La filmothèque du Quartier Latin ressort deux films de Kenji Mizoguchi sortis respectivement en 1951 et 1952. Ces dates méritent doublement d’être soulignées. Pour le Japon : quelques années à peine après la défaite, il se relève rapidement et va connaître l’une des croissances économiques les plus rapides qui soient. Cette croissance coïncide avec une étonnante vitalité culturelle : Kurosawa (Rashômon), Ozu (Voyage à Tokyo) et Mizoguchi signent leurs plus grands films à cette époque. Pour l’Occident aussi qui s’ouvre à un cinéma non occidental : Rashômon reçoit le Lion d’or à Venise en 1951 puis l’Oscar du meilleur film étranger, Kinugasa obtient la Palme d’or en 1954 pour La Porte de l’enfer, Satyaijit Ray décroche le Lion d’or en 1957 avec le deuxième volet de la trilogie du Monde d’Apu et Inagaki pour L’Homme au pousse-pousse l’année suivante.
La Vie d’Oharu, femme galante est souvent présentée comme la première œuvre majeure de Mizoguchi ouvrant une série exceptionnelle de chefs-d’œuvre : Les Contes de la lune vague après la pluie (1953), L’Intendant Sansho (1954), L‘Impératrice Yang Kwei-Fei (1955). L’action de ces films a en commun de se dérouler dans le Japon médiéval. Ils présentent la même unité formelle : chaque scène est tournée en un seul plan avec un cadrage large et des mouvements de caméra complexes (Iñárritu n’a rien inventé !). Ils présentent la même thématique : la femme, éternelle victime de la veulerie des hommes et d’une organisation sociale sourde à leurs souffrances. Oharu (irlandaisement orthographiée O’Haru dans beaucoup d’encyclopédies) est l’héroïne tragique par excellence. Sa vie est une lente déchéance provoquée par les hommes : son père, son seigneur, son patron, ses clients…
Miss Oyu n’est pas construit selon le même schéma. Adaptation d’une nouvelle de Tanizaki, ce film a pour cadre le Japon contemporain. Mais, il ne s’agit pas de filmer comme chez Ozu ou comme dans l’ultime film de Mizoguchi, La Rue de la honte, l’inexorable transition vers la modernité. Même si l’époque est le XXe siècle, le sujet de Miss Oyu est intemporel. Il s’agit d’un triangle amoureux : un célibataire tombe amoureux de la soeur aînée de la femme qu’il va épouser.
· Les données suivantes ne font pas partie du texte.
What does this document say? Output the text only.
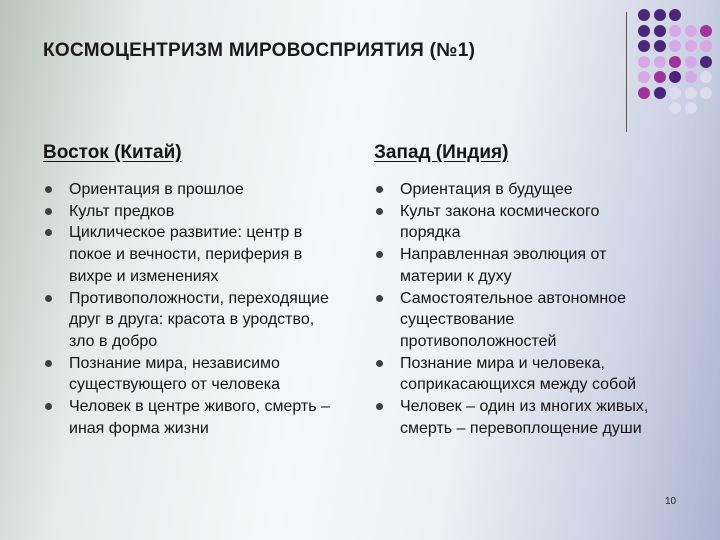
КОСМОЦЕНТРИЗМ МИРОВОСПРИЯТИЯ (№1)
Восток (Китай)
Ориентация в прошлое
Культ предков
Циклическое развитие: центр в покое и вечности, периферия в вихре и изменениях
Противоположности, переходящие друг в друга: красота в уродство, зло в добро
Познание мира, независимо существующего от человека
Человек в центре живого, смерть – иная форма жизни
Запад (Индия)
Ориентация в будущее
Культ закона космического порядка
Направленная эволюция от материи к духу
Самостоятельное автономное существование противоположностей
Познание мира и человека, соприкасающихся между собой
Человек – один из многих живых, смерть – перевоплощение души
10
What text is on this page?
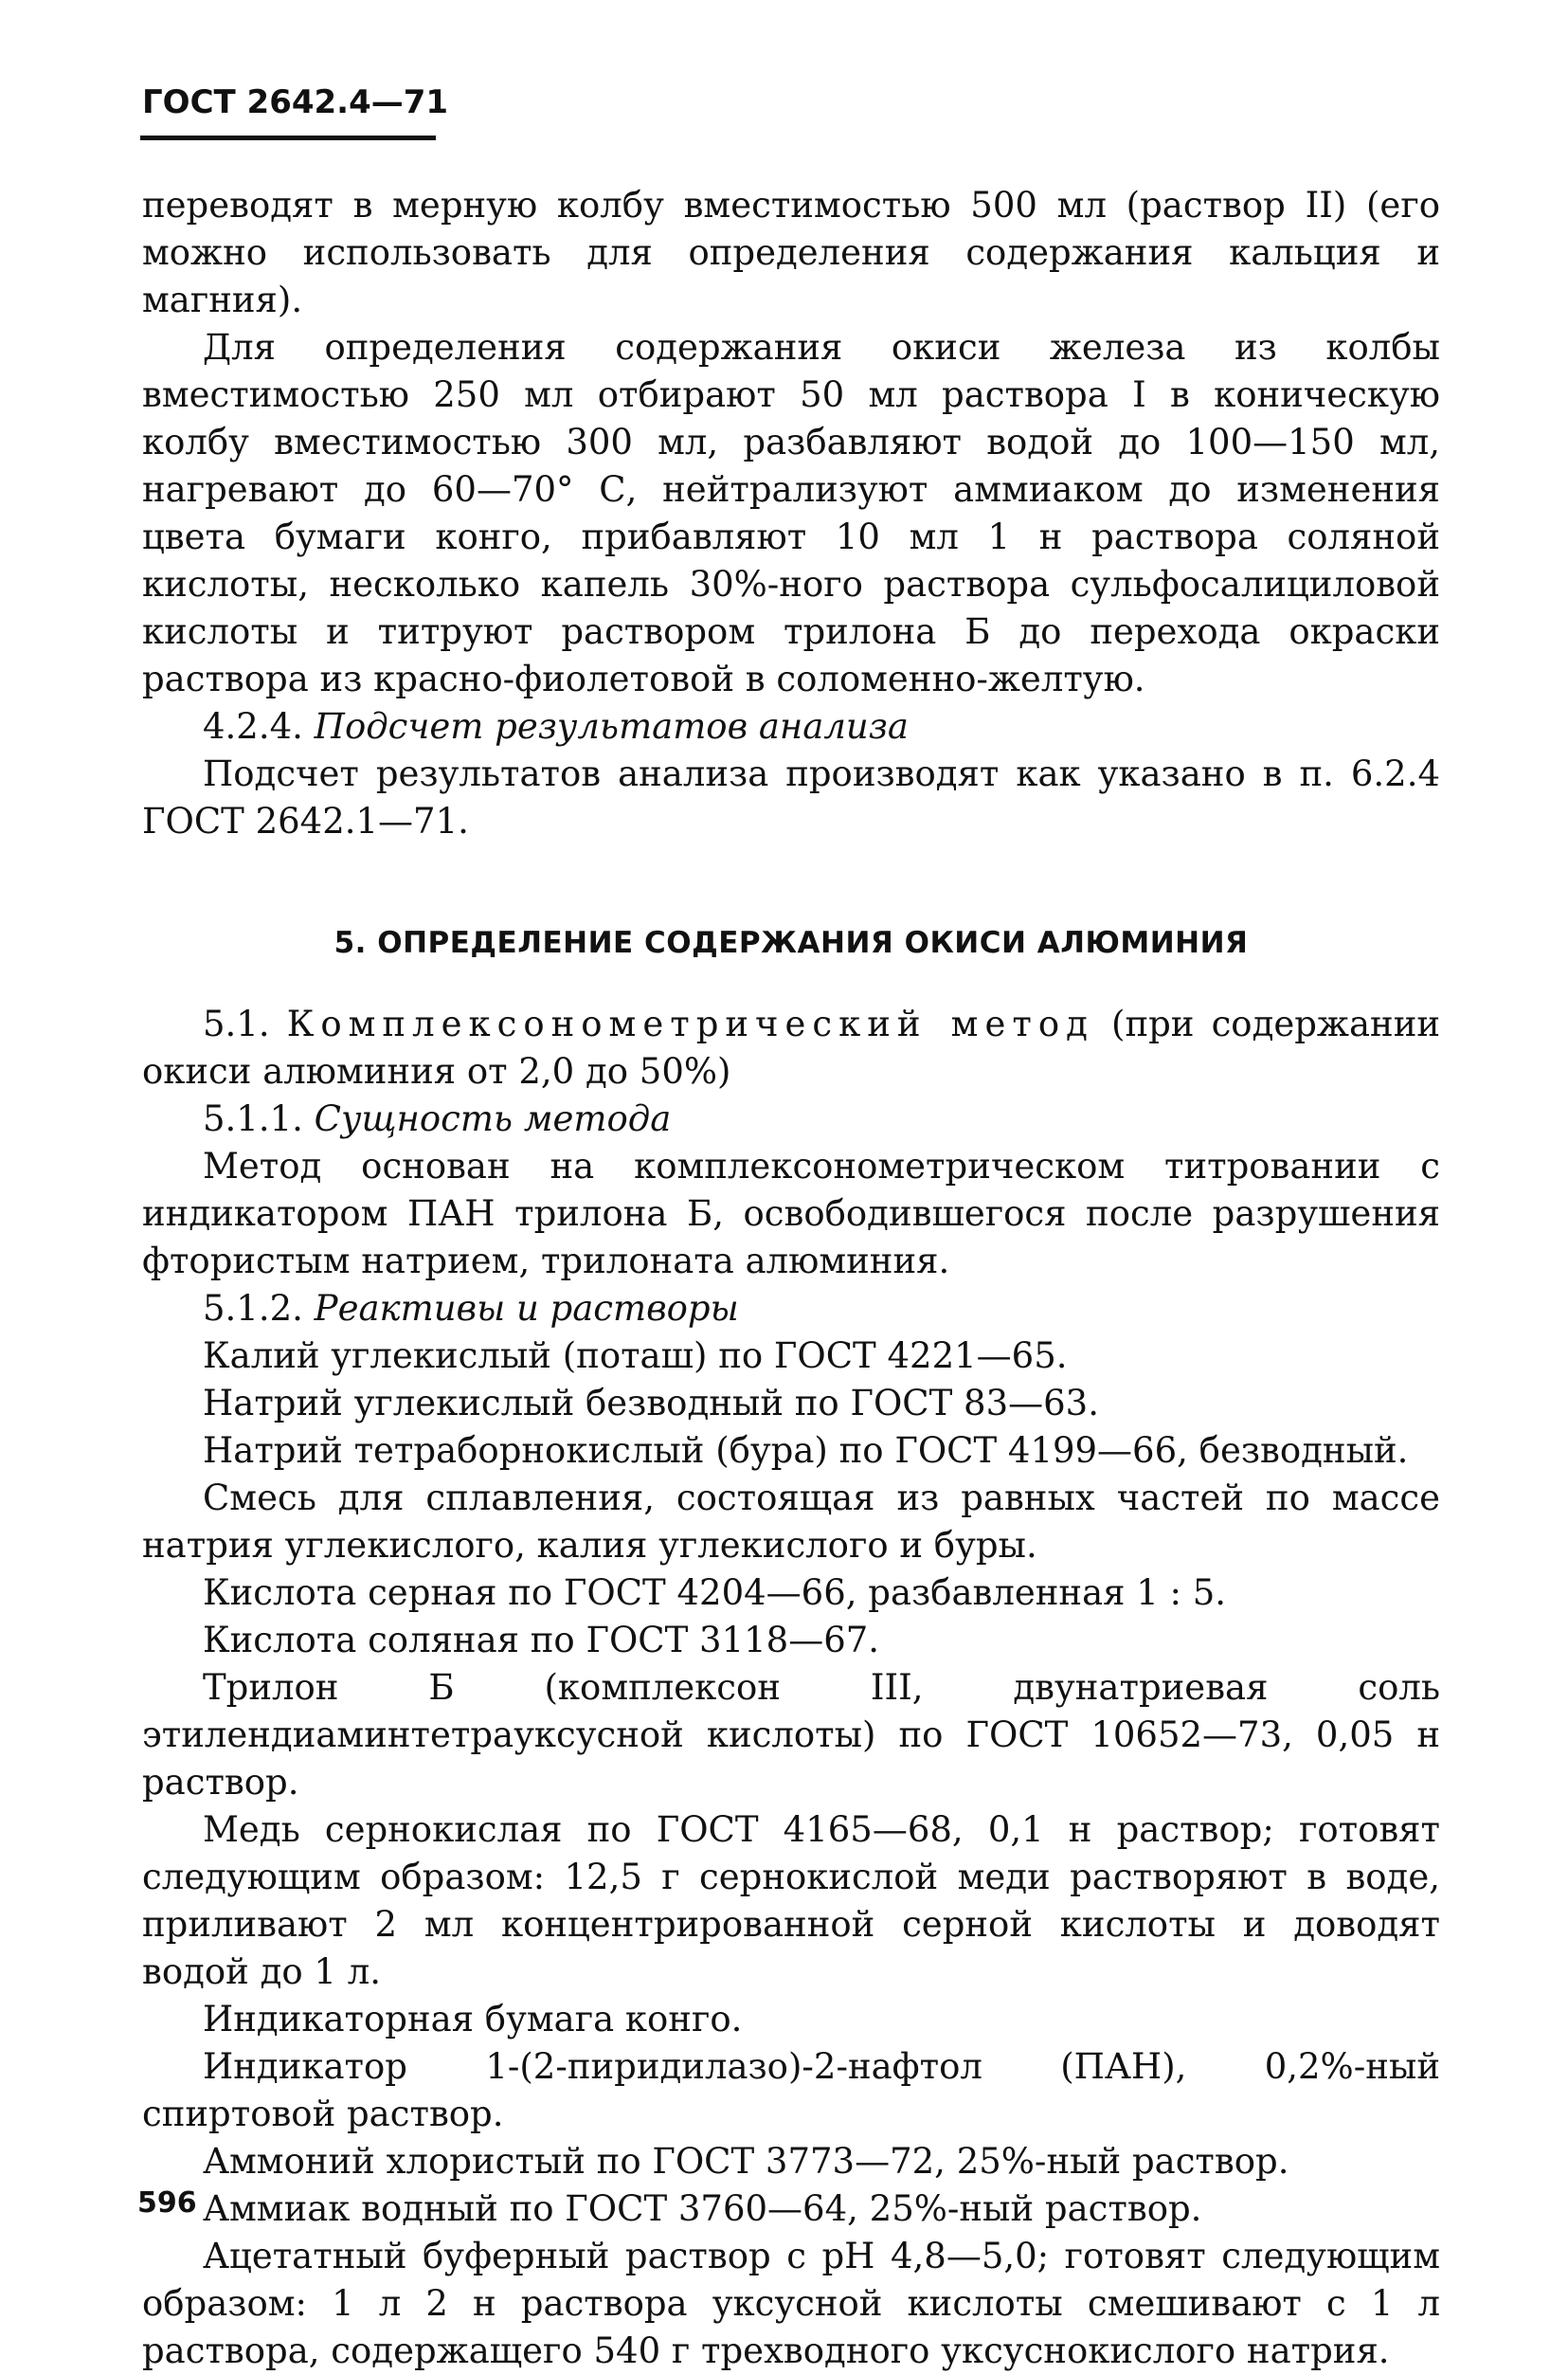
ГОСТ 2642.4—71

переводят в мерную колбу вместимостью 500 мл (раствор II) (его можно использовать для определения содержания кальция и магния).

Для определения содержания окиси железа из колбы вместимостью 250 мл отбирают 50 мл раствора I в коническую колбу вместимостью 300 мл, разбавляют водой до 100—150 мл, нагревают до 60—70° С, нейтрализуют аммиаком до изменения цвета бумаги конго, прибавляют 10 мл 1 н раствора соляной кислоты, несколько капель 30%-ного раствора сульфосалициловой кислоты и титруют раствором трилона Б до перехода окраски раствора из красно-фиолетовой в соломенно-желтую.

4.2.4. Подсчет результатов анализа

Подсчет результатов анализа производят как указано в п. 6.2.4 ГОСТ 2642.1—71.

5. ОПРЕДЕЛЕНИЕ СОДЕРЖАНИЯ ОКИСИ АЛЮМИНИЯ

5.1. Комплексонометрический метод (при содержании окиси алюминия от 2,0 до 50%)

5.1.1. Сущность метода

Метод основан на комплексонометрическом титровании с индикатором ПАН трилона Б, освободившегося после разрушения фтористым натрием, трилоната алюминия.

5.1.2. Реактивы и растворы

Калий углекислый (поташ) по ГОСТ 4221—65.

Натрий углекислый безводный по ГОСТ 83—63.

Натрий тетраборнокислый (бура) по ГОСТ 4199—66, безводный.

Смесь для сплавления, состоящая из равных частей по массе натрия углекислого, калия углекислого и буры.

Кислота серная по ГОСТ 4204—66, разбавленная 1 : 5.

Кислота соляная по ГОСТ 3118—67.

Трилон Б (комплексон III, двунатриевая соль этилендиаминтетрауксусной кислоты) по ГОСТ 10652—73, 0,05 н раствор.

Медь сернокислая по ГОСТ 4165—68, 0,1 н раствор; готовят следующим образом: 12,5 г сернокислой меди растворяют в воде, приливают 2 мл концентрированной серной кислоты и доводят водой до 1 л.

Индикаторная бумага конго.

Индикатор 1-(2-пиридилазо)-2-нафтол (ПАН), 0,2%-ный спиртовой раствор.

Аммоний хлористый по ГОСТ 3773—72, 25%-ный раствор.

Аммиак водный по ГОСТ 3760—64, 25%-ный раствор.

Ацетатный буферный раствор с pH 4,8—5,0; готовят следующим образом: 1 л 2 н раствора уксусной кислоты смешивают с 1 л раствора, содержащего 540 г трехводного уксуснокислого натрия.

596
L’héroïne du film est moins Miss Oyu elle-même, condamnée après la mort de son premier mari à rester célibataire par une société qui lui interdit de se remarier, que sa sœur cadette qui a compris les sentiments de son futur époux et qui les accepte par amour pour lui et par attachement pour elle.
Même s’ils n’ont pas toujours bien vieilli (les deux heures dix-huit de La Vie d’Oharu sont bien longues), ces deux films restent des témoignages marquants de l’âge d’or du cinéma japonais.